You coach other runners now while you continue to train for yourself. What got you started on that?
I had a lot of hard-earned knowledge from years of running and triathlons—not formal education, just experience. I’d worked with many coaches of different styles, watched friends, and made plenty of mistakes myself. Eventually I felt like I had a lot to share.
I started by building marathon plans for friends for free, just to see if I liked it and if they found value in it. When one friend told me it was time to start charging, I did. The Start Line Project officially launched in April 2023, and my friend Nikki joined me as a coach about 8 months ago.
You didn’t come from a sports science or PT background. What kind of education or certifications did you do to feel confident as a coach?
That’s true, my professional background wasn’t in sports science. But I did go get my run coach certification through VDOT, which gave me the technical foundation to understand the methodology and data side of coaching.
On top of that, I spent about a year working closely with a mentor in the coaching space. That experience was huge because it wasn’t just shooting from the hip. I got to watch, learn, and ask questions in real time. So while a lot of what I bring is hard-earned through my own racing, I also layered in education and mentorship to make sure I wasn’t just winging it.
Tell me about your training philosophy?
I’m really passionate about training by perceived exertion, which is basically “mindfulness for running,” as one of my athletes once called it. It’s about honestly checking in with your body in the moment. Hard data: your pace, heart rate, and power can be useful gut checks, but they shouldn’t override how you feel.
How did you discover this style of training?
I learned the hard way. I once had a coach who gave me three years of pace-based runs, no easy days. I got injured and developed a bad relationship with running. Eventually I started playing a game with myself—when my GPS dropped out on the Hoboken waterfront, I’d guess my pace and check when it came back. That’s essentially perceived exertion.

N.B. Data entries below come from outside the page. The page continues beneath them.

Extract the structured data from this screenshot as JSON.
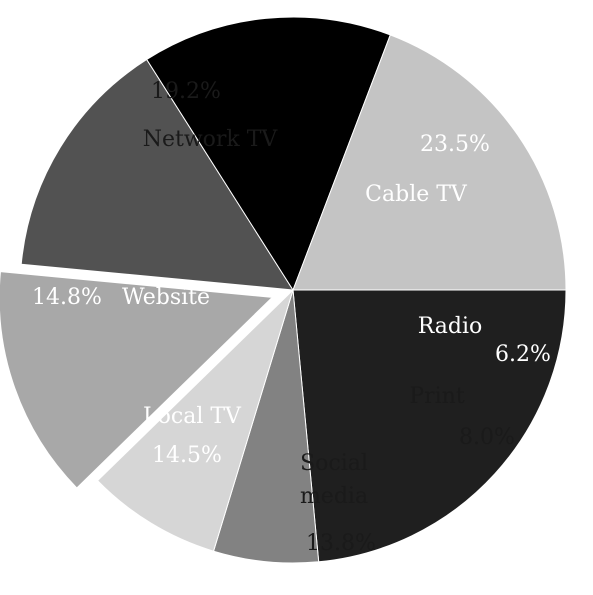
{
  "chart_data": {
    "type": "pie",
    "title": "",
    "slices": [
      {
        "name": "Cable TV",
        "value": 23.5,
        "label": "23.5%",
        "color": "#1f1f1f",
        "text_color": "#ffffff"
      },
      {
        "name": "Radio",
        "value": 6.2,
        "label": "6.2%",
        "color": "#828282",
        "text_color": "#ffffff"
      },
      {
        "name": "Print",
        "value": 8.0,
        "label": "8.0%",
        "color": "#d6d6d6",
        "text_color": "#1a1a1a"
      },
      {
        "name": "Social media",
        "value": 13.8,
        "label": "13.8%",
        "color": "#a8a8a8",
        "text_color": "#1a1a1a",
        "exploded": true
      },
      {
        "name": "Local TV",
        "value": 14.5,
        "label": "14.5%",
        "color": "#525252",
        "text_color": "#ffffff"
      },
      {
        "name": "Website",
        "value": 14.8,
        "label": "14.8%",
        "color": "#000000",
        "text_color": "#ffffff"
      },
      {
        "name": "Network TV",
        "value": 19.2,
        "label": "19.2%",
        "color": "#c4c4c4",
        "text_color": "#1a1a1a"
      }
    ],
    "legend": "none"
  }
}
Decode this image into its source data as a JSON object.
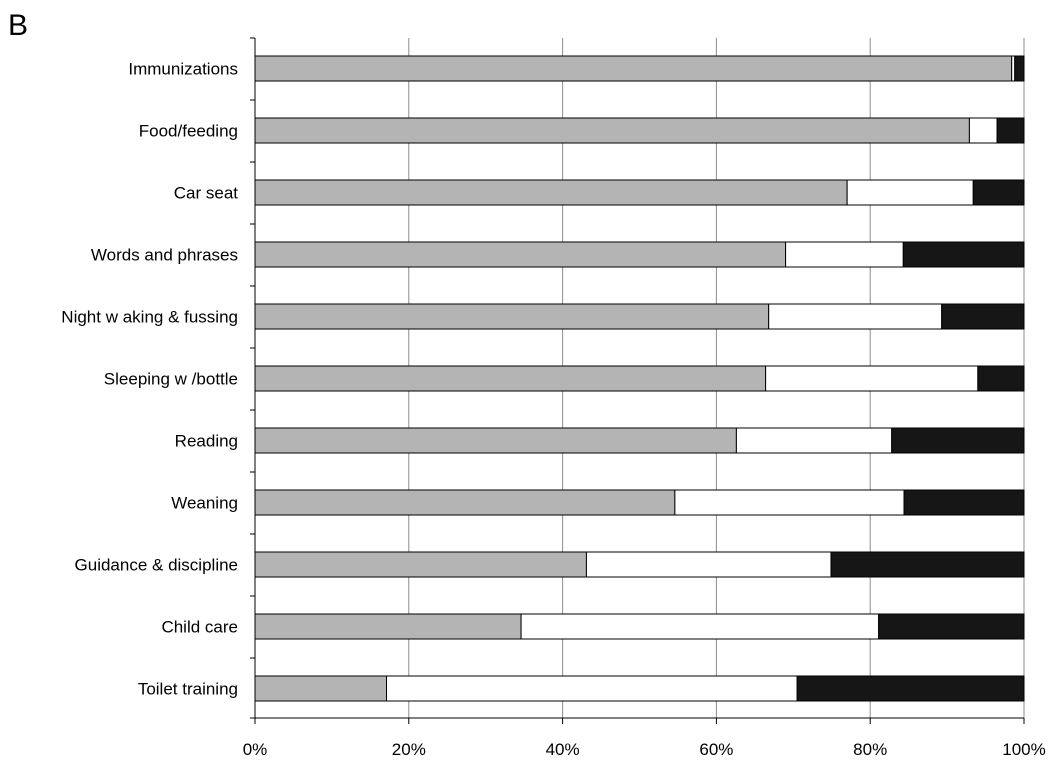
{
  "panel_label": "B",
  "colors": {
    "segment_1": "#b4b4b4",
    "segment_2": "#ffffff",
    "segment_3": "#161616",
    "gridline": "#8c8c8c",
    "axis": "#000000"
  },
  "chart_data": {
    "type": "bar",
    "orientation": "horizontal",
    "stacked": true,
    "title": "",
    "xlabel": "",
    "ylabel": "",
    "xlim": [
      0,
      100
    ],
    "x_ticks": [
      "0%",
      "20%",
      "40%",
      "60%",
      "80%",
      "100%"
    ],
    "x_tick_values": [
      0,
      20,
      40,
      60,
      80,
      100
    ],
    "grid": "vertical",
    "legend": "none",
    "categories": [
      "Immunizations",
      "Food/feeding",
      "Car seat",
      "Words and phrases",
      "Night w aking & fussing",
      "Sleeping w /bottle",
      "Reading",
      "Weaning",
      "Guidance & discipline",
      "Child care",
      "Toilet training"
    ],
    "series": [
      {
        "color": "#b4b4b4",
        "values": [
          98.4,
          92.9,
          77.0,
          69.0,
          66.8,
          66.4,
          62.6,
          54.6,
          43.1,
          34.6,
          17.1
        ]
      },
      {
        "color": "#ffffff",
        "values": [
          0.4,
          3.6,
          16.4,
          15.3,
          22.5,
          27.6,
          20.2,
          29.8,
          31.8,
          46.5,
          53.4
        ]
      },
      {
        "color": "#161616",
        "values": [
          1.2,
          3.5,
          6.6,
          15.7,
          10.7,
          6.0,
          17.2,
          15.6,
          25.1,
          18.9,
          29.5
        ]
      }
    ]
  }
}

If you were my coach, how would you explain this to me?
I coach athletes to train on a 1–10 scale, toggling effort across runs. Sometimes we use pace or heart rate, but often I’ll prescribe miles at, say, 6/10 effort (marathon effort), then at 7/10 (half marathon effort). The goal is to learn how to control effort, not just numbers.
What’s the goal with Start Line Project?
I don’t have grand plans to make it huge. I don’t want it to be my full-time job—I’m afraid it would suck the joy out of it. But I do want it to grow sustainably, with a small squad of athletes and maybe adding another coach down the line.
Overall, it’s about joy, not money. I like helping my clients find what works best for them.
If you were to disappear tomorrow, what legacy would you want people to carry with them?
That you show up for the people you care about. Talk is cheap. What matters is how you show up for yourself and for others. I hope people see me as someone who tried to do that.
“You run for you.You don’t need to run like anybody else.”